Almost everyone had a negative experience during their school time. Children often want to impress and do things right. The disappointment of poor performance, being reprimanded, or even being shamed can cause our subconscious mind to “shut off“ in order to protect us from a traumatic experience. This is then experienced as a “black-out“ or lack of concentration when actually it is a protective function of the subconscious mind.
Psych-K helps us identify and solve such experiences and blockages. This makes learning without fear and to our potential possible.
A mother whose child had learning difficulties brought her child to me in my practice. A scenario that is quite typical for school children arose. The daughter has always liked and had been good at math but seemed to having increasingly difficulty in that subject. The girl was completely blocked and needed more and more support from her parents for the simplest assignments that she used to handle on her own with ease. The mother couldn’t understand her daughter’s difficulties.
In conversation with the girl, she revealed that her new math teacher, although very competent in his field, was also very strict. The students felt his behavior to be harsh, unfair and incomprehensible. The teacher's behavior was intimidating and incalculable to the girl. The manner in which he handled errors on the blackboard intimidated and scared her.

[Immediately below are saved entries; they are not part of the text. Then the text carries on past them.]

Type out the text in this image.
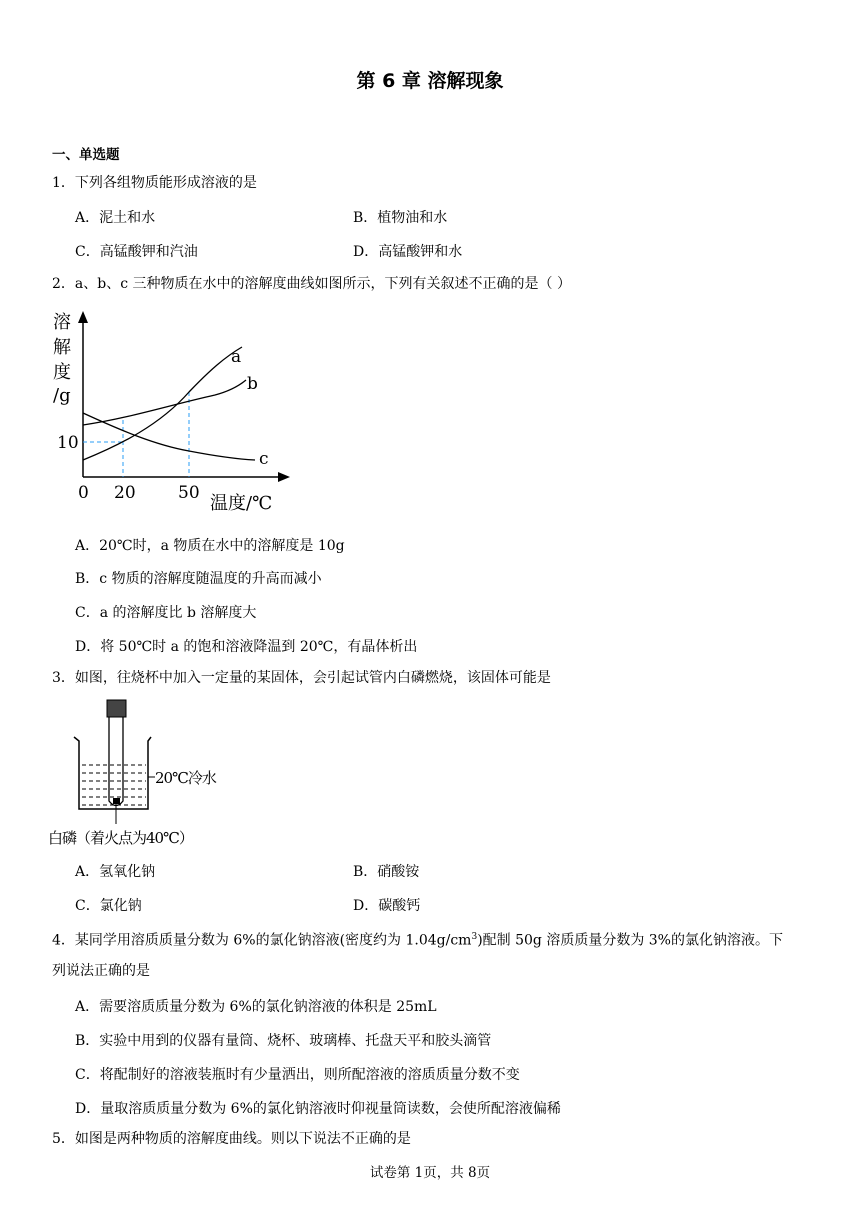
第 6 章 溶解现象
一、单选题
1．下列各组物质能形成溶液的是
A．泥土和水	B．植物油和水
C．高锰酸钾和汽油	D．高锰酸钾和水
2．a、b、c 三种物质在水中的溶解度曲线如图所示，下列有关叙述不正确的是（ ）
溶
解
度
/g
a
b
c
10
0 20 50 温度/℃
A．20℃时，a 物质在水中的溶解度是 10g
B．c 物质的溶解度随温度的升高而减小
C．a 的溶解度比 b 溶解度大
D．将 50℃时 a 的饱和溶液降温到 20℃，有晶体析出
3．如图，往烧杯中加入一定量的某固体，会引起试管内白磷燃烧，该固体可能是
20℃冷水
白磷（着火点为40℃）
A．氢氧化钠	B．硝酸铵
C．氯化钠	D．碳酸钙
4．某同学用溶质质量分数为 6%的氯化钠溶液(密度约为 $1.04g/cm^3$)配制 50g 溶质质量分数为 3%的氯化钠溶液。下
列说法正确的是
A．需要溶质质量分数为 6%的氯化钠溶液的体积是 25mL
B．实验中用到的仪器有量筒、烧杯、玻璃棒、托盘天平和胶头滴管
C．将配制好的溶液装瓶时有少量洒出，则所配溶液的溶质质量分数不变
D．量取溶质质量分数为 6%的氯化钠溶液时仰视量筒读数，会使所配溶液偏稀
5．如图是两种物质的溶解度曲线。则以下说法不正确的是
试卷第 1页，共 8页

The teacher was unable to encourage and motivate the students and questioned their abilities constantly. With the Psych-K testing method, we are able to confirm the link between her learning difficulties with her perception of the teacher. The sensitive girl increasingly withdrew and questioned her own abilities and achievements.
With Psych-K Balances, we were able to substitute her limiting beliefs (I am stupid, I don’t get it, I don’t understand math etc.) and replace them with positive self-affirming ones. The girl was able to participate freely in class and able to perform to her abilities again. The parents were then able to take appropriate action with regard to the teacher.